A Word About Costume Deadlines & Shop Workload

Costume deadlines are a complex combination of design and pre-planning steps so that resources can be adequately allocated to your project, organizational steps completed so the shop can work on your show, initial and final financial reports, construction deadlines designed to move your project smoothly toward dress rehearsals, and wardrobe and technical needs.

The Design faculty creates design progress deadlines so that students may have adequate time to design their shows, and so that information is gathered and approved in time for production shop schedules.   The costume shop manager creates in-shop production deadlines to accomplish two goals:  allocate adequate time and money to your project, and balance your work weeks with other shows that may be in the shop at the same time.

Shop Workload and Scheduling

In professional practice it is common for shops to work on overlapping projects.  The skills you learn here at UCI will serve you well when you find your show double or triple booked in a professional shop.  It is smart to maximize the time a shop can work on your project by sending items to outside vendors early, coordinating early construction steps such as fabric dying, using labor time well, and eliminating waste or waiting.

You must stay one step ahead of the shop as it works, so no work comes to a screeching halt.  Anticipating shop needs is one way to stay ahead of the curve.  Another important skill is constant communication.  If something in your show will take longer than usual or arrive later than anticipated, let the shop manager, shop foreman, draper and crafts person know of the extenuating circumstances.  Make a new plan together to handle the ever- shifting elements of a show in progress.

In a profession ruled by public deadlines, such as ours, it is easy to become overwhelmed and frustrated.  You may think a costume shop is not working on your show as much as they should.  One industrial researcher found that every resident work unit can spend as much as 15-20% of its time on routine duties you can’t easily see or assess.  This time–as much as 8 hours per week—is used for tasks such as attending staff or department meetings, changing the water in the water cooler, picking up items at vendors, looking at supply catalogues to make an order, attending training workshops, doing research on how to accomplish new tasks (such as drafting a new pattern), making samples to see if a technique works, filling out forms for human resources, filing reports with their bosses justifying expenses, maintaining equipment or fiddling with finicky equipment, cleaning the work area, looking for something in storage, answering questions from people in other departments who have to know something right now, repairing an item in a current show onstage, or getting information on the phone.

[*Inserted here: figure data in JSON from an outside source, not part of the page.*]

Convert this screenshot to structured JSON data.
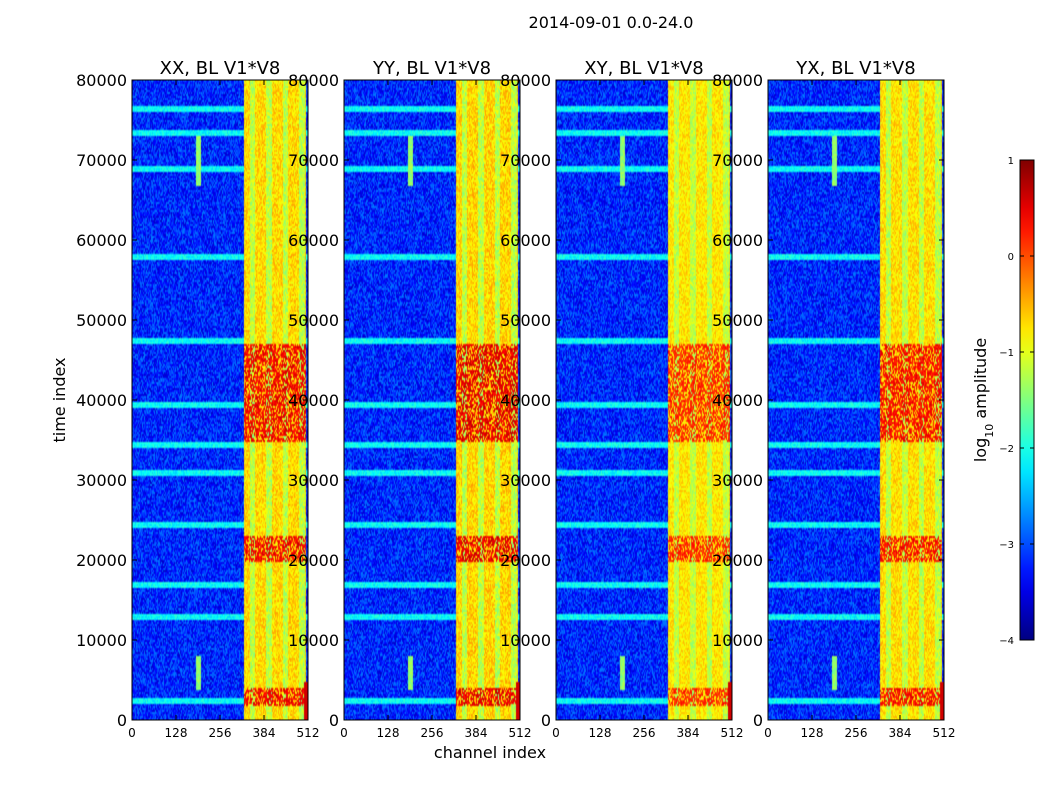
{
  "chart_data": {
    "type": "heatmap",
    "suptitle": "2014-09-01 0.0-24.0",
    "xlabel": "channel index",
    "ylabel": "time index",
    "xlim": [
      0,
      512
    ],
    "ylim": [
      0,
      80000
    ],
    "xticks": [
      "0",
      "128",
      "256",
      "384",
      "512"
    ],
    "yticks": [
      "0",
      "10000",
      "20000",
      "30000",
      "40000",
      "50000",
      "60000",
      "70000",
      "80000"
    ],
    "panels": [
      {
        "title": "XX, BL V1*V8",
        "bright": 1.0
      },
      {
        "title": "YY, BL V1*V8",
        "bright": 1.05
      },
      {
        "title": "XY, BL V1*V8",
        "bright": 0.85
      },
      {
        "title": "YX, BL V1*V8",
        "bright": 0.95
      }
    ],
    "colorbar": {
      "label": "log",
      "label_sub": "10",
      "label_suffix": " amplitude",
      "ticks": [
        "1",
        "0",
        "−1",
        "−2",
        "−3",
        "−4"
      ],
      "range": [
        -4,
        1
      ],
      "colormap": "jet"
    },
    "features": {
      "background_level": -3.2,
      "bright_band_channels": [
        325,
        505
      ],
      "bright_band_level": -0.7,
      "hot_band_level": 0.4,
      "hot_time_ranges": [
        [
          2000,
          4000
        ],
        [
          20000,
          23000
        ],
        [
          35000,
          47000
        ]
      ],
      "vertical_spike_channel": 192,
      "vertical_spike_time_ranges": [
        [
          67000,
          73000
        ],
        [
          4000,
          8000
        ]
      ],
      "horizontal_rfi_times": [
        2500,
        13000,
        17000,
        24500,
        31000,
        34500,
        39500,
        47500,
        58000,
        69000,
        73500,
        76500
      ]
    }
  }
}
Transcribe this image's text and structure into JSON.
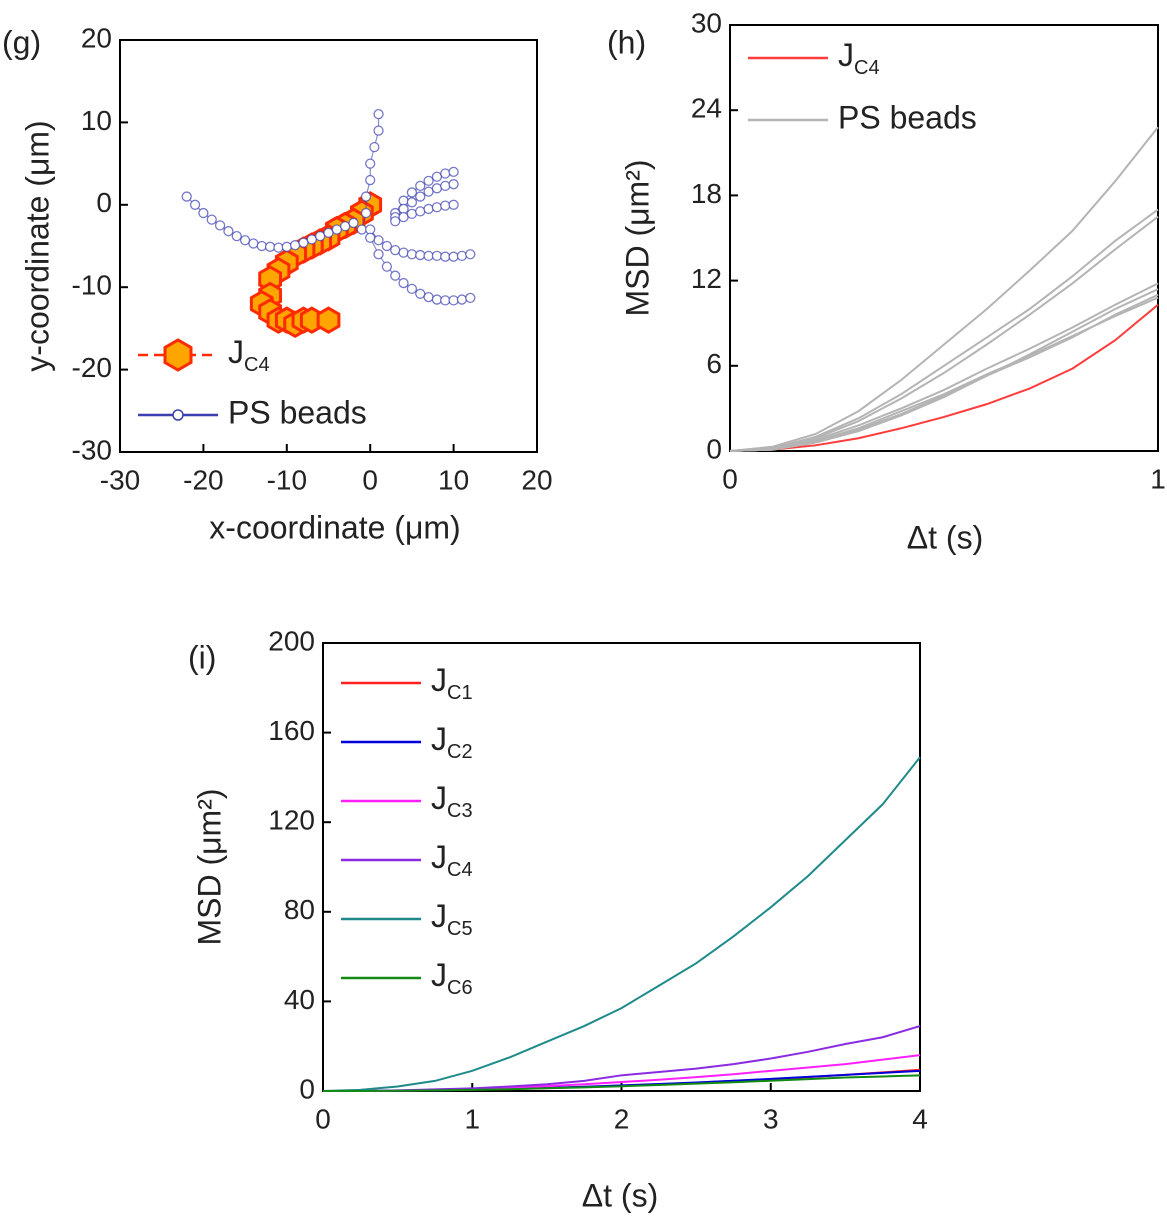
{
  "chart_data": [
    {
      "type": "scatter",
      "annotation": "(g)",
      "xlabel": "x-coordinate (μm)",
      "ylabel": "y-coordinate (μm)",
      "xlim": [
        -30,
        20
      ],
      "ylim": [
        -30,
        20
      ],
      "xticks": [
        -30,
        -20,
        -10,
        0,
        10,
        20
      ],
      "yticks": [
        -30,
        -20,
        -10,
        0,
        10,
        20
      ],
      "legend": "lower left",
      "series": [
        {
          "name": "JC4",
          "color": "#ff2a00",
          "marker": "hexagon",
          "x": [
            0,
            -1,
            -2,
            -3,
            -4,
            -5,
            -6,
            -7,
            -8,
            -9,
            -10,
            -11,
            -12,
            -12,
            -13,
            -12,
            -11,
            -10,
            -9,
            -8,
            -7,
            -5
          ],
          "values": [
            0,
            -1,
            -2,
            -2.5,
            -3,
            -4,
            -4.5,
            -5,
            -5.5,
            -6,
            -7,
            -8,
            -9,
            -11,
            -12,
            -13,
            -14,
            -14,
            -14.5,
            -14,
            -14,
            -14
          ]
        },
        {
          "name": "PS beads",
          "color": "#3b3fb0",
          "marker": "circle",
          "x": [
            -22,
            -21,
            -20,
            -19,
            -18,
            -17,
            -16,
            -15,
            -14,
            -13,
            -12,
            -11,
            -10,
            -9,
            -8,
            -7,
            -6,
            -5,
            -4,
            -3,
            -2,
            null,
            1,
            1,
            0.5,
            0,
            0,
            -0.5,
            -0.5,
            -1,
            null,
            0,
            1,
            2,
            3,
            4,
            5,
            6,
            7,
            8,
            9,
            10,
            11,
            12,
            null,
            0,
            1,
            2,
            3,
            4,
            5,
            6,
            7,
            8,
            9,
            10,
            11,
            12,
            null,
            3,
            4,
            5,
            6,
            7,
            8,
            9,
            10,
            null,
            3,
            4,
            5,
            6,
            7,
            8,
            9,
            10,
            null,
            3,
            4,
            5,
            6,
            7,
            8,
            9,
            10
          ],
          "values": [
            1,
            0,
            -1,
            -1.8,
            -2.5,
            -3.2,
            -3.8,
            -4.3,
            -4.7,
            -5,
            -5.1,
            -5.2,
            -5.1,
            -4.9,
            -4.6,
            -4.2,
            -3.8,
            -3.4,
            -3,
            -2.6,
            -2.2,
            null,
            11,
            9,
            7,
            5,
            3,
            1,
            -1,
            -3,
            null,
            -3,
            -4.3,
            -5,
            -5.5,
            -5.8,
            -6,
            -6.1,
            -6.2,
            -6.2,
            -6.3,
            -6.3,
            -6.2,
            -6,
            null,
            -4,
            -6,
            -7.5,
            -8.6,
            -9.5,
            -10.2,
            -10.8,
            -11.2,
            -11.5,
            -11.6,
            -11.6,
            -11.5,
            -11.3,
            null,
            -1,
            0.5,
            1.5,
            2.3,
            2.9,
            3.4,
            3.8,
            4,
            null,
            -1.5,
            -0.5,
            0.3,
            1,
            1.6,
            2,
            2.3,
            2.5,
            null,
            -2,
            -1.5,
            -1.1,
            -0.8,
            -0.5,
            -0.3,
            -0.1,
            0
          ]
        }
      ]
    },
    {
      "type": "line",
      "annotation": "(h)",
      "xlabel": "Δt (s)",
      "ylabel": "MSD (μm²)",
      "xlim": [
        0,
        1
      ],
      "ylim": [
        0,
        30
      ],
      "xticks": [
        0,
        1
      ],
      "yticks": [
        0,
        6,
        12,
        18,
        24,
        30
      ],
      "legend": "upper left",
      "x": [
        0,
        0.1,
        0.2,
        0.3,
        0.4,
        0.5,
        0.6,
        0.7,
        0.8,
        0.9,
        1
      ],
      "series": [
        {
          "name": "JC4",
          "color": "#ff3b3b",
          "values": [
            0,
            0.1,
            0.4,
            0.9,
            1.6,
            2.4,
            3.3,
            4.4,
            5.8,
            7.8,
            10.3
          ]
        },
        {
          "name": "PS beads",
          "color": "#b4b4b4",
          "values": [
            [
              0,
              0.3,
              1.2,
              2.8,
              5,
              7.5,
              10,
              12.7,
              15.5,
              19,
              22.8
            ],
            [
              0,
              0.2,
              1,
              2.3,
              4,
              6,
              8,
              10,
              12.3,
              14.8,
              17
            ],
            [
              0,
              0.2,
              0.9,
              2.1,
              3.7,
              5.5,
              7.5,
              9.6,
              11.8,
              14.2,
              16.5
            ],
            [
              0,
              0.2,
              0.8,
              1.8,
              3,
              4.3,
              5.8,
              7.2,
              8.7,
              10.3,
              11.8
            ],
            [
              0,
              0.1,
              0.6,
              1.4,
              2.5,
              3.8,
              5.3,
              6.8,
              8.4,
              10,
              11.4
            ],
            [
              0,
              0.1,
              0.6,
              1.5,
              2.6,
              3.9,
              5.3,
              6.6,
              8,
              9.6,
              11
            ],
            [
              0,
              0.1,
              0.7,
              1.6,
              2.8,
              4,
              5.4,
              6.7,
              8.1,
              9.5,
              10.8
            ]
          ]
        }
      ]
    },
    {
      "type": "line",
      "annotation": "(i)",
      "xlabel": "Δt (s)",
      "ylabel": "MSD (μm²)",
      "xlim": [
        0,
        4
      ],
      "ylim": [
        0,
        200
      ],
      "xticks": [
        0,
        1,
        2,
        3,
        4
      ],
      "yticks": [
        0,
        40,
        80,
        120,
        160,
        200
      ],
      "legend": "upper left",
      "x": [
        0,
        0.25,
        0.5,
        0.75,
        1,
        1.25,
        1.5,
        1.75,
        2,
        2.25,
        2.5,
        2.75,
        3,
        3.25,
        3.5,
        3.75,
        4
      ],
      "series": [
        {
          "name": "JC1",
          "color": "#ff2020",
          "values": [
            0,
            0,
            0.1,
            0.3,
            0.6,
            0.9,
            1.3,
            1.8,
            2.4,
            3,
            3.7,
            4.5,
            5.3,
            6.2,
            7.2,
            8.3,
            9.5
          ]
        },
        {
          "name": "JC2",
          "color": "#0000dd",
          "values": [
            0,
            0,
            0.1,
            0.3,
            0.6,
            1,
            1.4,
            1.9,
            2.5,
            3.1,
            3.8,
            4.6,
            5.4,
            6.3,
            7.2,
            8.1,
            9
          ]
        },
        {
          "name": "JC3",
          "color": "#ff20ff",
          "values": [
            0,
            0,
            0.2,
            0.5,
            1,
            1.5,
            2.2,
            3,
            4,
            5,
            6.2,
            7.5,
            9,
            10.5,
            12,
            14,
            16
          ]
        },
        {
          "name": "JC4",
          "color": "#8a2be2",
          "values": [
            0,
            0,
            0.3,
            0.7,
            1.2,
            2,
            3,
            4.5,
            7,
            8.5,
            10,
            12,
            14.5,
            17.5,
            21,
            24,
            29
          ]
        },
        {
          "name": "JC5",
          "color": "#1f8a8a",
          "values": [
            0,
            0.5,
            2,
            4.5,
            9,
            15,
            22,
            29,
            37,
            47,
            57,
            69,
            82,
            96,
            112,
            128,
            149
          ]
        },
        {
          "name": "JC6",
          "color": "#138a13",
          "values": [
            0,
            0,
            0.1,
            0.3,
            0.5,
            0.8,
            1.2,
            1.6,
            2.1,
            2.7,
            3.3,
            3.9,
            4.6,
            5.3,
            6,
            6.5,
            7
          ]
        }
      ]
    }
  ]
}
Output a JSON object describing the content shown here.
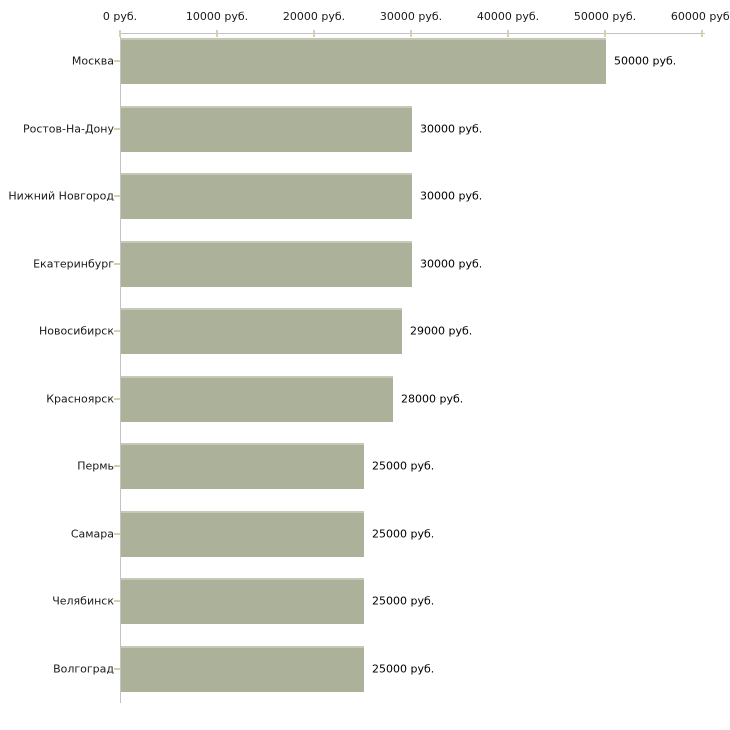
{
  "chart_data": {
    "type": "bar",
    "orientation": "horizontal",
    "title": "",
    "categories": [
      "Москва",
      "Ростов-На-Дону",
      "Нижний Новгород",
      "Екатеринбург",
      "Новосибирск",
      "Красноярск",
      "Пермь",
      "Самара",
      "Челябинск",
      "Волгоград"
    ],
    "values": [
      50000,
      30000,
      30000,
      30000,
      29000,
      28000,
      25000,
      25000,
      25000,
      25000
    ],
    "value_labels": [
      "50000 руб.",
      "30000 руб.",
      "30000 руб.",
      "30000 руб.",
      "29000 руб.",
      "28000 руб.",
      "25000 руб.",
      "25000 руб.",
      "25000 руб.",
      "25000 руб."
    ],
    "xlabel": "",
    "ylabel": "",
    "xlim": [
      0,
      60000
    ],
    "x_ticks": [
      0,
      10000,
      20000,
      30000,
      40000,
      50000,
      60000
    ],
    "x_tick_labels": [
      "0 руб.",
      "10000 руб.",
      "20000 руб.",
      "30000 руб.",
      "40000 руб.",
      "50000 руб.",
      "60000 руб."
    ],
    "unit": "руб.",
    "grid": false,
    "legend": null,
    "colors": {
      "bar_fill": "#acb199",
      "bar_top_edge": "#c6c9b8",
      "axis_line": "#c3c3c3",
      "tick_mark": "#d2d2ab",
      "text": "#1a1a1a",
      "background": "#ffffff"
    }
  }
}
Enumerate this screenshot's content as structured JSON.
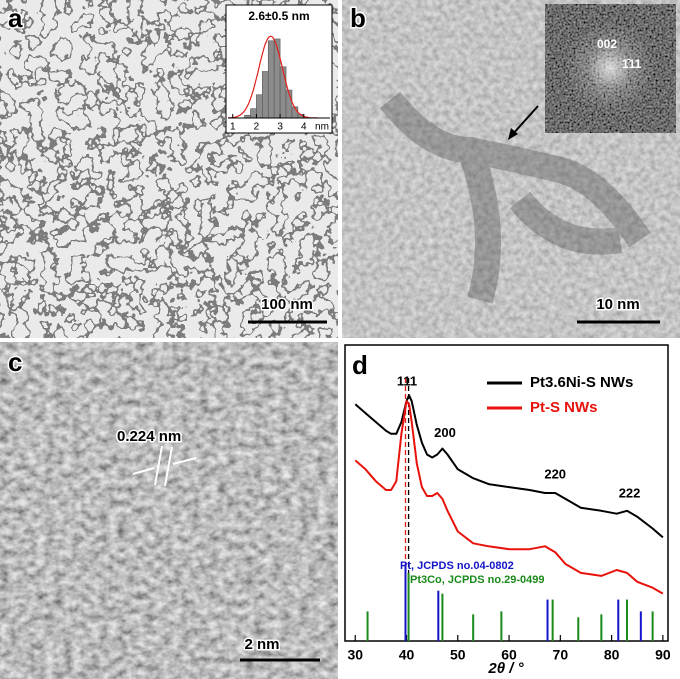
{
  "panels": [
    {
      "label": "a",
      "scale_bar": "100 nm"
    },
    {
      "label": "b",
      "scale_bar": "10 nm",
      "fft_labels": [
        "002",
        "1̄11"
      ]
    },
    {
      "label": "c",
      "scale_bar": "2 nm",
      "annotation": "0.224 nm"
    },
    {
      "label": "d"
    }
  ],
  "chart_data": [
    {
      "type": "histogram",
      "title": "2.6±0.5 nm",
      "bins": [
        1.5,
        1.75,
        2.0,
        2.25,
        2.5,
        2.75,
        3.0,
        3.25,
        3.5,
        3.75,
        4.0
      ],
      "values": [
        3,
        10,
        25,
        50,
        83,
        85,
        55,
        30,
        12,
        4
      ],
      "color": "#8c8c8c",
      "xlim": [
        0.8,
        4.6
      ],
      "xticks": [
        1,
        2,
        3,
        4
      ],
      "x_label": "nm",
      "ylim": [
        0,
        100
      ],
      "fit": {
        "mean": 2.6,
        "sd": 0.5,
        "peak": 88,
        "color": "#e0201b"
      }
    },
    {
      "type": "line",
      "x_label": "2θ / °",
      "xlim": [
        28,
        91
      ],
      "xticks": [
        30,
        40,
        50,
        60,
        70,
        80,
        90
      ],
      "ylim": [
        0,
        100
      ],
      "x": [
        30,
        32,
        34,
        36,
        37,
        38,
        39,
        40,
        40.5,
        41,
        42,
        43,
        44,
        45,
        46,
        47,
        48,
        50,
        53,
        56,
        60,
        64,
        67,
        69,
        71,
        74,
        78,
        81,
        83,
        85,
        88,
        90
      ],
      "series": [
        {
          "name": "Pt3.6Ni-S NWs",
          "color": "#000000",
          "values": [
            80,
            77,
            74,
            71,
            70,
            70,
            74,
            81,
            83,
            81,
            73,
            67,
            63,
            62,
            63,
            65,
            63,
            58,
            55,
            53,
            52,
            51,
            50,
            50,
            48,
            45,
            44,
            43,
            44,
            42,
            38,
            35
          ]
        },
        {
          "name": "Pt-S NWs",
          "color": "#e8120c",
          "values": [
            61,
            58,
            54,
            51,
            51,
            54,
            70,
            81,
            80,
            74,
            60,
            52,
            49,
            49,
            50,
            48,
            44,
            37,
            33,
            32,
            31,
            31,
            32,
            30,
            26,
            23,
            22,
            24,
            23,
            20,
            18,
            16
          ]
        }
      ],
      "reference_patterns": [
        {
          "name": "Pt, JCPDS no.04-0802",
          "color": "#1414c8",
          "positions": [
            39.8,
            46.2,
            67.5,
            81.3,
            85.7
          ],
          "intensities": [
            26,
            17,
            14,
            14,
            10
          ]
        },
        {
          "name": "Pt3Co, JCPDS no.29-0499",
          "color": "#1a8a1a",
          "positions": [
            32.4,
            40.4,
            47.0,
            53.0,
            58.5,
            68.5,
            73.5,
            78.0,
            83.0,
            88.0
          ],
          "intensities": [
            10,
            23,
            16,
            9,
            10,
            14,
            8,
            9,
            14,
            10
          ]
        }
      ],
      "dashed_lines": [
        {
          "x": 39.8,
          "color": "#e8120c"
        },
        {
          "x": 40.4,
          "color": "#000000"
        }
      ],
      "peak_labels": [
        {
          "text": "111",
          "x": 40.1
        },
        {
          "text": "200",
          "x": 47.5
        },
        {
          "text": "220",
          "x": 69
        },
        {
          "text": "222",
          "x": 83.5
        }
      ]
    }
  ]
}
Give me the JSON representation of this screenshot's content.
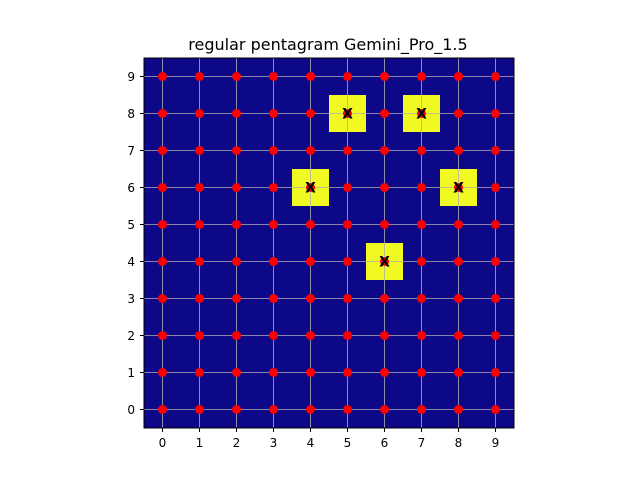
{
  "chart_data": {
    "type": "scatter",
    "title": "regular pentagram Gemini_Pro_1.5",
    "xlabel": "",
    "ylabel": "",
    "xlim": [
      -0.5,
      9.5
    ],
    "ylim": [
      -0.5,
      9.5
    ],
    "x_ticks": [
      0,
      1,
      2,
      3,
      4,
      5,
      6,
      7,
      8,
      9
    ],
    "y_ticks": [
      0,
      1,
      2,
      3,
      4,
      5,
      6,
      7,
      8,
      9
    ],
    "grid": true,
    "grid_points": {
      "x": [
        0,
        1,
        2,
        3,
        4,
        5,
        6,
        7,
        8,
        9
      ],
      "y": [
        0,
        1,
        2,
        3,
        4,
        5,
        6,
        7,
        8,
        9
      ]
    },
    "marked_cells": [
      {
        "x": 5,
        "y": 8,
        "label": "X"
      },
      {
        "x": 7,
        "y": 8,
        "label": "X"
      },
      {
        "x": 4,
        "y": 6,
        "label": "X"
      },
      {
        "x": 8,
        "y": 6,
        "label": "X"
      },
      {
        "x": 6,
        "y": 4,
        "label": "X"
      }
    ]
  },
  "colors": {
    "background": "#0d0887",
    "marked_cell": "#f0f921",
    "point": "#ff0000",
    "grid": "#b0b0b0",
    "mark_text": "#000000"
  }
}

Add to these hidden tasks an overlap of shows, and it’s easy to see a shop can soon be torn in several directions at once.  The best approach for a designer is constant surveillance of your work load at all times.  If you have concerns or you fear the work speed isn’t sufficient to finish your show, talk confidentially to the shop manager or faculty mentor.

As a designer you will work with a number of different shops, and you must learn to quickly assess each shop’s strengths and weaknesses.  If you are working with an inexperienced, disorganized or severely understaffed shop, you may have to alter your expectations or find creative ways to accomplish your goals without compromising your show.  Remember, no one loves your show as much as you do.